By using pipeline, it just requires fitting the estimator for the train sets, and predicting/transforming the result for the test sets, and that is pretty easy and free of mental burden!

### 1. Simplicity and Convencience

> **Automates repetitive steps** - Chaining all of your steps into one estimator allows you to fit and predict on all steps of your sequence automatically with one call. It handles smaller steps for you, so you can focus on implementing higher level changes swiftly and efficiently.

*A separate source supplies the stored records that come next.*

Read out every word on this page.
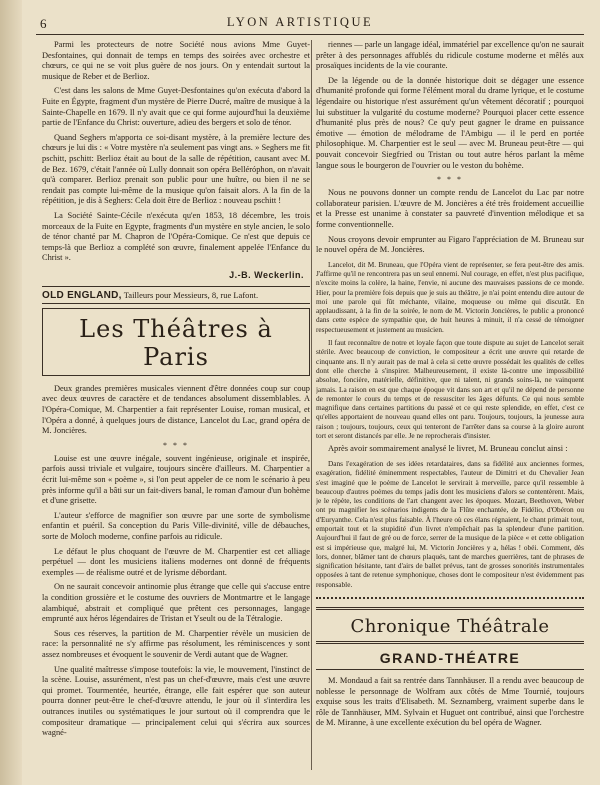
6	LYON ARTISTIQUE

Parmi les protecteurs de notre Société nous avions Mme Guyet-Desfontaines, qui donnait de temps en temps des soirées avec orchestre et chœurs, ce qui ne se voit plus guère de nos jours. On y entendait surtout la musique de Reber et de Berlioz.

C'est dans les salons de Mme Guyet-Desfontaines qu'on exécuta d'abord la Fuite en Égypte, fragment d'un mystère de Pierre Ducré, maître de musique à la Sainte-Chapelle en 1679. Il n'y avait que ce qui forme aujourd'hui la deuxième partie de l'Enfance du Christ: ouverture, adieu des bergers et solo de ténor.

Quand Seghers m'apporta ce soi-disant mystère, à la première lecture des chœurs je lui dis : « Votre mystère n'a seulement pas vingt ans. » Seghers me fit pschitt, pschitt: Berlioz était au bout de la salle de répétition, causant avec M. de Bez. 1679, c'était l'année où Lully donnait son opéra Belléróphon, on n'avait qu'à comparer. Berlioz prenait son public pour une huître, ou bien il ne se rendait pas compte lui-même de la musique qu'on faisait alors. A la fin de la répétition, je dis à Seghers: Cela doit être de Berlioz : nouveau pschitt !

La Société Sainte-Cécile n'exécuta qu'en 1853, 18 décembre, les trois morceaux de la Fuite en Egypte, fragments d'un mystère en style ancien, le solo de ténor chanté par M. Chapron de l'Opéra-Comique. Ce n'est que depuis ce temps-là que Berlioz a complété son œuvre, finalement appelée l'Enfance du Christ ».

J.-B. Weckerlin.
OLD ENGLAND, Tailleurs pour Messieurs, 8, rue Lafont.
Les Théâtres à Paris

Deux grandes premières musicales viennent d'être données coup sur coup avec deux œuvres de caractère et de tendances absolument dissemblables. A l'Opéra-Comique, M. Charpentier a fait représenter Louise, roman musical, et l'Opéra a donné, à quelques jours de distance, Lancelot du Lac, grand opéra de M. Joncières.

* * *

Louise est une œuvre inégale, souvent ingénieuse, originale et inspirée, parfois aussi triviale et vulgaire, toujours sincère d'ailleurs. M. Charpentier a écrit lui-même son « poème », si l'on peut appeler de ce nom le scénario à peu près informe qu'il a bâti sur un fait-divers banal, le roman d'amour d'un bohème et d'une grisette.

L'auteur s'efforce de magnifier son œuvre par une sorte de symbolisme enfantin et puéril. Sa conception du Paris Ville-divinité, ville de débauches, sorte de Moloch moderne, confine parfois au ridicule.

Le défaut le plus choquant de l'œuvre de M. Charpentier est cet alliage perpétuel — dont les musiciens italiens modernes ont donné de fréquents exemples — de réalisme outré et de lyrisme débordant.

On ne saurait concevoir antinomie plus étrange que celle qui s'accuse entre la condition grossière et le costume des ouvriers de Montmartre et le langage alambiqué, abstrait et compliqué que prêtent ces personnages, langage emprunté aux héros légendaires de Tristan et Yseult ou de la Tétralogie.

Sous ces réserves, la partition de M. Charpentier révèle un musicien de race: la personnalité ne s'y affirme pas résolument, les réminiscences y sont assez nombreuses et évoquent le souvenir de Verdi autant que de Wagner.

Une qualité maîtresse s'impose toutefois: la vie, le mouvement, l'instinct de la scène. Louise, assurément, n'est pas un chef-d'œuvre, mais c'est une œuvre qui promet. Tourmentée, heurtée, étrange, elle fait espérer que son auteur pourra donner peut-être le chef-d'œuvre attendu, le jour où il s'interdira les outrances inutiles ou systématiques le jour surtout où il comprendra que le compositeur dramatique — principalement celui qui s'écrira aux sources wagné-

riennes — parle un langage idéal, immatériel par excellence qu'on ne saurait prêter à des personnages affublés du ridicule costume moderne et mêlés aux prosaïques incidents de la vie courante.

De la légende ou de la donnée historique doit se dégager une essence d'humanité profonde qui forme l'élément moral du drame lyrique, et le costume légendaire ou historique n'est assurément qu'un vêtement décoratif ; pourquoi lui substituer la vulgarité du costume moderne? Pourquoi placer cette essence d'humanité plus près de nous? Ce qu'y peut gagner le drame en puissance émotive — émotion de mélodrame de l'Ambigu — il le perd en portée philosophique. M. Charpentier est le seul — avec M. Bruneau peut-être — qui pouvait concevoir Siegfried ou Tristan ou tout autre héros parlant la même langue sous le bourgeron de l'ouvrier ou le veston du bohème.

* * *

Nous ne pouvons donner un compte rendu de Lancelot du Lac par notre collaborateur parisien. L'œuvre de M. Joncières a été très froidement accueillie et la Presse est unanime à constater sa pauvreté d'invention mélodique et sa forme conventionnelle.

Nous croyons devoir emprunter au Figaro l'appréciation de M. Bruneau sur le nouvel opéra de M. Joncières.

Lancelot, dit M. Bruneau, que l'Opéra vient de représenter, se fera peut-être des amis. J'affirme qu'il ne rencontrera pas un seul ennemi. Nul courage, en effet, n'est plus pacifique, n'excite moins la colère, la haine, l'envie, ni aucune des mauvaises passions de ce monde. Hier, pour la première fois depuis que je suis au théâtre, je n'ai point entendu dire autour de moi une parole qui fût méchante, vilaine, moqueuse ou même qui discutât. En applaudissant, à la fin de la soirée, le nom de M. Victorin Joncières, le public a prononcé dans cette espèce de sympathie que, de huit heures à minuit, il n'a cessé de témoigner respectueusement et justement au musicien.

Il faut reconnaître de notre et loyale façon que toute dispute au sujet de Lancelot serait stérile. Avec beaucoup de conviction, le compositeur a écrit une œuvre qui retarde de cinquante ans. Il n'y aurait pas de mal à cela si cette œuvre possédait les qualités de celles dont elle cherche à s'inspirer. Malheureusement, il existe là-contre une impossibilité absolue, foncière, matérielle, définitive, que ni talent, ni grands soins-là, ne vainquent jamais. La raison en est que chaque époque vit dans son art et qu'il ne dépend de personne de remonter le cours du temps et de ressusciter les âges défunts. Ce qui nous semble magnifique dans certaines partitions du passé et ce qui reste splendide, en effet, c'est ce qu'elles apportaient de nouveau quand elles ont paru. Toujours, toujours, la jeunesse aura raison ; toujours, toujours, ceux qui tenteront de l'arrêter dans sa course à la gloire auront tort et seront distancés par elle. Je ne reprocherais d'insister.

Après avoir sommairement analysé le livret, M. Bruneau conclut ainsi :

Dans l'exagération de ses idées retardataires, dans sa fidélité aux anciennes formes, exagération, fidélité éminemment respectables, l'auteur de Dimitri et du Chevalier Jean s'est imaginé que le poème de Lancelot le servirait à merveille, parce qu'il ressemble à beaucoup d'autres poèmes du temps jadis dont les musiciens d'alors se contentèrent. Mais, je le répète, les conditions de l'art changent avec les époques. Mozart, Beethoven, Weber ont pu magnifier les scénarios indigents de la Flûte enchantée, de Fidélio, d'Obéron ou d'Euryanthe. Cela n'est plus faisable. À l'heure où ces élans régnaient, le chant primait tout, emportait tout et la stupidité d'un livret n'empêchait pas la splendeur d'une partition. Aujourd'hui il faut de gré ou de force, serrer de la musique de la pièce « et cette obligation est si impérieuse que, malgré lui, M. Victorin Joncières y a, hélas ! obéi. Comment, dès lors, donner, blâmer tant de chœurs plaqués, tant de marches guerrières, tant de phrases de signification hésitante, tant d'airs de ballet prévus, tant de grosses sonorités instrumentales opposées à tant de retenue symphonique, choses dont le compositeur n'est évidemment pas responsable.

Chronique Théâtrale
GRAND-THÉATRE

M. Mondaud a fait sa rentrée dans Tannhäuser. Il a rendu avec beaucoup de noblesse le personnage de Wolfram aux côtés de Mme Tournié, toujours exquise sous les traits d'Elisabeth. M. Seznamberg, vraiment superbe dans le rôle de Tannhäuser, MM. Sylvain et Huguet ont contribué, ainsi que l'orchestre de M. Miranne, à une excellente exécution du bel opéra de Wagner.
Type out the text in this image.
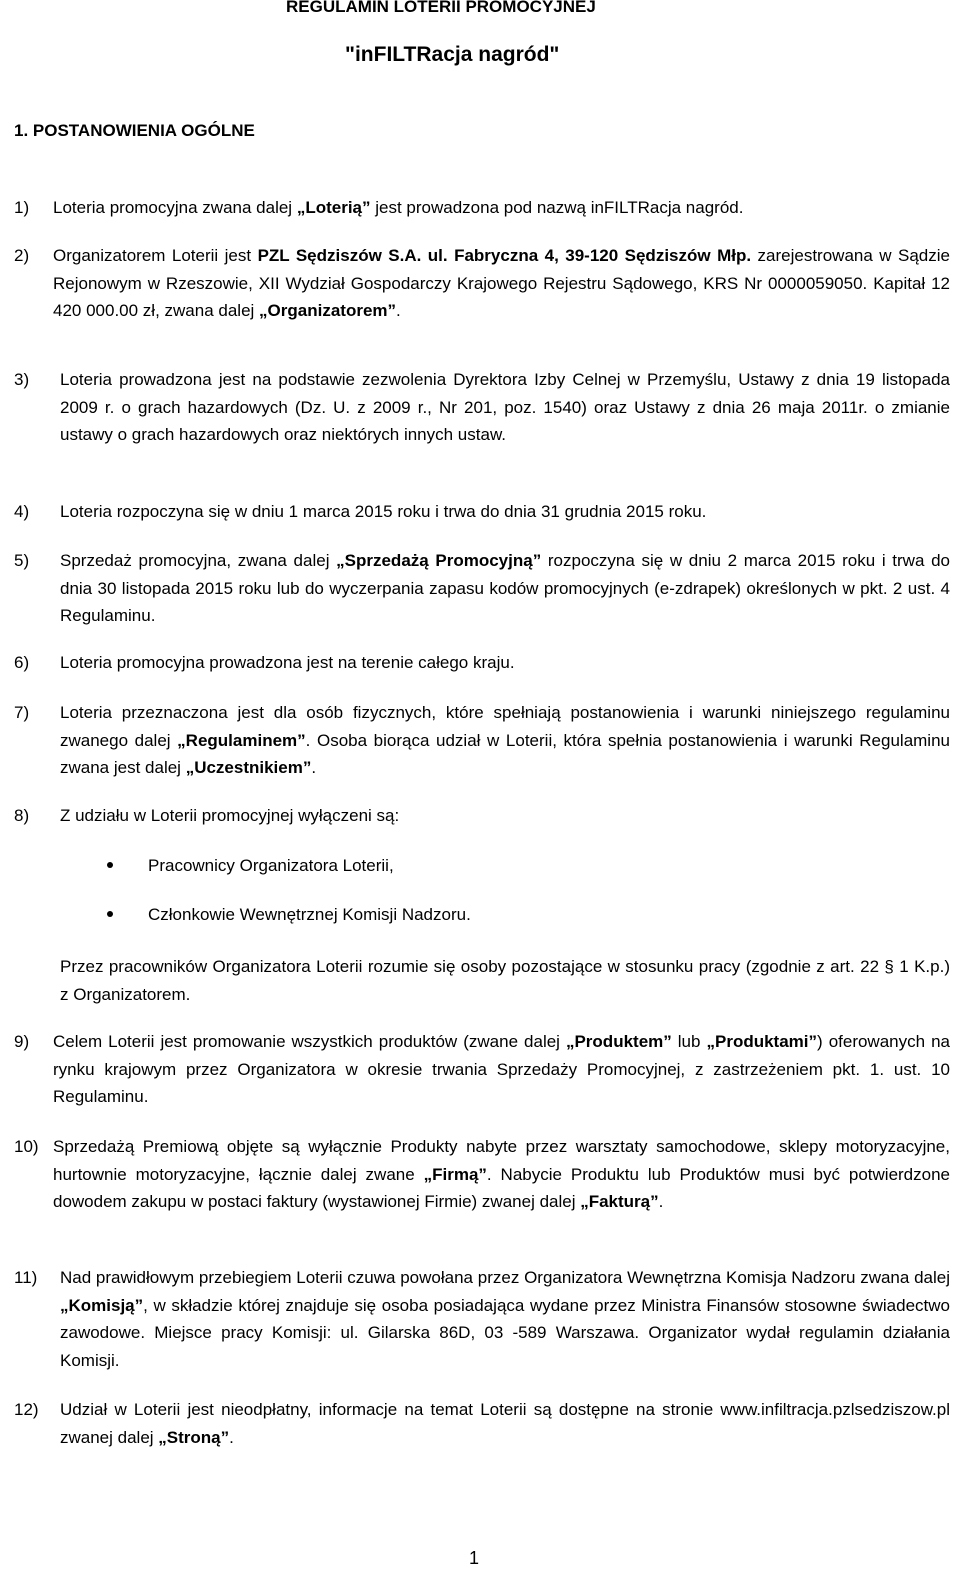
REGULAMIN LOTERII PROMOCYJNEJ
"inFILTRacja nagród"
1. POSTANOWIENIA OGÓLNE
1) Loteria promocyjna zwana dalej „Loterią” jest prowadzona pod nazwą inFILTRacja nagród.
2) Organizatorem Loterii jest PZL Sędziszów S.A. ul. Fabryczna 4, 39-120 Sędziszów Młp. zarejestrowana w Sądzie Rejonowym w Rzeszowie, XII Wydział Gospodarczy Krajowego Rejestru Sądowego, KRS Nr 0000059050. Kapitał 12 420 000.00 zł, zwana dalej „Organizatorem”.
3) Loteria prowadzona jest na podstawie zezwolenia Dyrektora Izby Celnej w Przemyślu, Ustawy z dnia 19 listopada 2009 r. o grach hazardowych (Dz. U. z 2009 r., Nr 201, poz. 1540) oraz Ustawy z dnia 26 maja 2011r. o zmianie ustawy o grach hazardowych oraz niektórych innych ustaw.
4) Loteria rozpoczyna się w dniu 1 marca 2015 roku i trwa do dnia 31 grudnia 2015 roku.
5) Sprzedaż promocyjna, zwana dalej „Sprzedażą Promocyjną” rozpoczyna się w dniu 2 marca 2015 roku i trwa do dnia 30 listopada 2015 roku lub do wyczerpania zapasu kodów promocyjnych (e-zdrapek) określonych w pkt. 2 ust. 4 Regulaminu.
6) Loteria promocyjna prowadzona jest na terenie całego kraju.
7) Loteria przeznaczona jest dla osób fizycznych, które spełniają postanowienia i warunki niniejszego regulaminu zwanego dalej „Regulaminem”. Osoba biorąca udział w Loterii, która spełnia postanowienia i warunki Regulaminu zwana jest dalej „Uczestnikiem”.
8) Z udziału w Loterii promocyjnej wyłączeni są:
Pracownicy Organizatora Loterii,
Członkowie Wewnętrznej Komisji Nadzoru.
Przez pracowników Organizatora Loterii rozumie się osoby pozostające w stosunku pracy (zgodnie z art. 22 § 1 K.p.) z Organizatorem.
9) Celem Loterii jest promowanie wszystkich produktów (zwane dalej „Produktem” lub „Produktami”) oferowanych na rynku krajowym przez Organizatora w okresie trwania Sprzedaży Promocyjnej, z zastrzeżeniem pkt. 1. ust. 10 Regulaminu.
10) Sprzedażą Premiową objęte są wyłącznie Produkty nabyte przez warsztaty samochodowe, sklepy motoryzacyjne, hurtownie motoryzacyjne, łącznie dalej zwane „Firmą”. Nabycie Produktu lub Produktów musi być potwierdzone dowodem zakupu w postaci faktury (wystawionej Firmie) zwanej dalej „Fakturą”.
11) Nad prawidłowym przebiegiem Loterii czuwa powołana przez Organizatora Wewnętrzna Komisja Nadzoru zwana dalej „Komisją”, w składzie której znajduje się osoba posiadająca wydane przez Ministra Finansów stosowne świadectwo zawodowe. Miejsce pracy Komisji: ul. Gilarska 86D, 03 -589 Warszawa. Organizator wydał regulamin działania Komisji.
12) Udział w Loterii jest nieodpłatny, informacje na temat Loterii są dostępne na stronie www.infiltracja.pzlsedziszow.pl zwanej dalej „Stroną”.
1
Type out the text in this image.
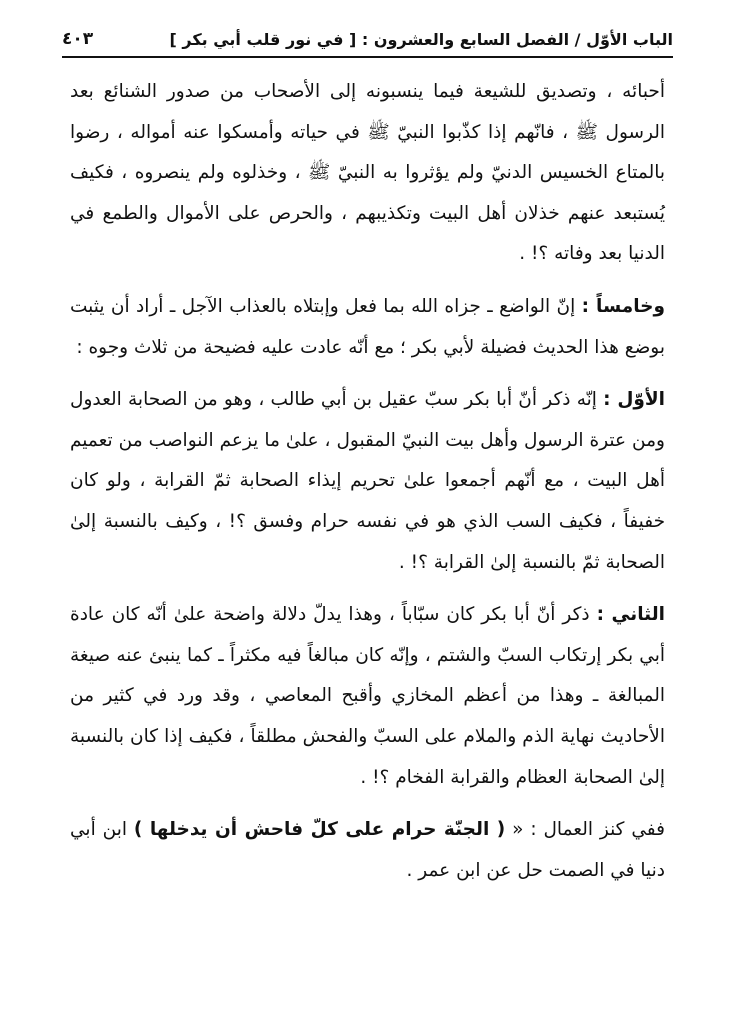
الباب الأوّل / الفصل السابع والعشرون : [ في نور قلب أبي بكر ]
٤٠٣

أحبائه ، وتصديق للشيعة فيما ينسبونه إلى الأصحاب من صدور الشنائع بعد الرسول ﷺ ، فانّهم إذا كذّبوا النبيّ ﷺ في حياته وأمسكوا عنه أمواله ، رضوا بالمتاع الخسيس الدنيّ ولم يؤثروا به النبيّ ﷺ ، وخذلوه ولم ينصروه ، فكيف يُستبعد عنهم خذلان أهل البيت وتكذيبهم ، والحرص على الأموال والطمع في الدنيا بعد وفاته ؟! .

وخامساً : إنّ الواضع ـ جزاه الله بما فعل وإبتلاه بالعذاب الآجل ـ أراد أن يثبت بوضع هذا الحديث فضيلة لأبي بكر ؛ مع أنّه عادت عليه فضيحة من ثلاث وجوه :

الأوّل : إنّه ذكر أنّ أبا بكر سبّ عقيل بن أبي طالب ، وهو من الصحابة العدول ومن عترة الرسول وأهل بيت النبيّ المقبول ، علىٰ ما يزعم النواصب من تعميم أهل البيت ، مع أنّهم أجمعوا علىٰ تحريم إيذاء الصحابة ثمّ القرابة ، ولو كان خفيفاً ، فكيف السب الذي هو في نفسه حرام وفسق ؟! ، وكيف بالنسبة إلىٰ الصحابة ثمّ بالنسبة إلىٰ القرابة ؟! .

الثاني : ذكر أنّ أبا بكر كان سبّاباً ، وهذا يدلّ دلالة واضحة علىٰ أنّه كان عادة أبي بكر إرتكاب السبّ والشتم ، وإنّه كان مبالغاً فيه مكثراً ـ كما ينبئ عنه صيغة المبالغة ـ وهذا من أعظم المخازي وأقبح المعاصي ، وقد ورد في كثير من الأحاديث نهاية الذم والملام على السبّ والفحش مطلقاً ، فكيف إذا كان بالنسبة إلىٰ الصحابة العظام والقرابة الفخام ؟! .

ففي كنز العمال : « ( الجنّة حرام على كلّ فاحش أن يدخلها ) ابن أبي دنيا في الصمت حل عن ابن عمر .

> **Easily understandable workflow** - Not only does this make your code more concise, it also makes your workflow much easier to understand and modify. Without Pipeline, your model can easily turn into messy spaghetti code from all the adjustments and experimentation required to improve your model.

> **Reduces mental workload** - Because Pipeline automates the intermediate actions required to execute each step, it reduces the mental burden of having to keep track of all your data transformations. Using Pipeline may require some extra work at the beginning of your modeling process, but it prevents a lot of headaches later on.

### 2. Optimizing Entire Workflow

> GRID SEARCH: Method that automates the process of testing different hyper parameters to optimize a model.
- By running grid search on your pipeline, you're able to optimize your entire workflow, including data transformation and modeling steps. This accounts for any interactions among the steps that may affect the final metrics.
- Without grid search, tuning these parameters can be painfully slow, incomplete, and messy.


### 3. Preventing Data leakage <a id="leakage"></a>
- Using Pipeline, all transformations for data preparation and feature extractions occur within each fold of the cross validation process.

- This prevents common mistakes where you’d allow your training process to be influenced by your test data - for example, if you used the entire training dataset to normalize or extract features from your data.

Example : 
    
    scaler = StandardScaler()
    scaled_data = scaler.fit_transform(X_train)

    parameters = {
        'kernel': ['linear', 'rbf'],
        'C':[1, 10]
    }

    svc = SVC()
    clf = GridSearchCV(svc, parameters)
    clf.fit(scaled_data, y_train)


This may seem okay at first, but if you standardize your whole training dataset, and then use cross validation in grid search to evaluate your model, you've got data leakage. 

Grid search uses cross validation to score your model, meaning it splits your training data into folds of train and validation sets, trains your model on the train set, and scores it on the validation set, and does this multiple times.

However, each time, or fold, that this happens, the model already has knowledge of the validation set because all the data was rescaled based on the distribution of the whole training dataset. Important factors like the mean and standard deviation are influenced by the whole dataset. This means the model perform better than it really should on unseen data, since information about the validation set is always baked into the rescaled values of your train dataset.

The way to fix this, would be to make sure you run standard scaler only on the training set, and not the validation set within each fold of cross validation. Pipelines allow you to do just this.

Example: 

    pipeline = Pipeline([
        ('scaler', StandardScaler()),
        ('clf', SVC())
    ])

    parameters = {
        'scaler__with_mean': [True, False]
        'clf__kernel': ['linear', 'rbf'],
        'clf__C':[1, 10]
    }

    cv = GridSearchCV(pipeline,
    param_grid=parameters)

    cv.fit(X_train, y_train)
    y_pred = cv.predict(X_test)

Now, since the rescaling is included as part of the pipeline, the standardization doesn't happen until we run grid search. Meaning in each fold of cross validation, the rescaling is done only on the data that the model is trained on, preventing leakage from the validation set. As you can see, pipelines are very valuable to removing the risk of data leakage during the data preparation process.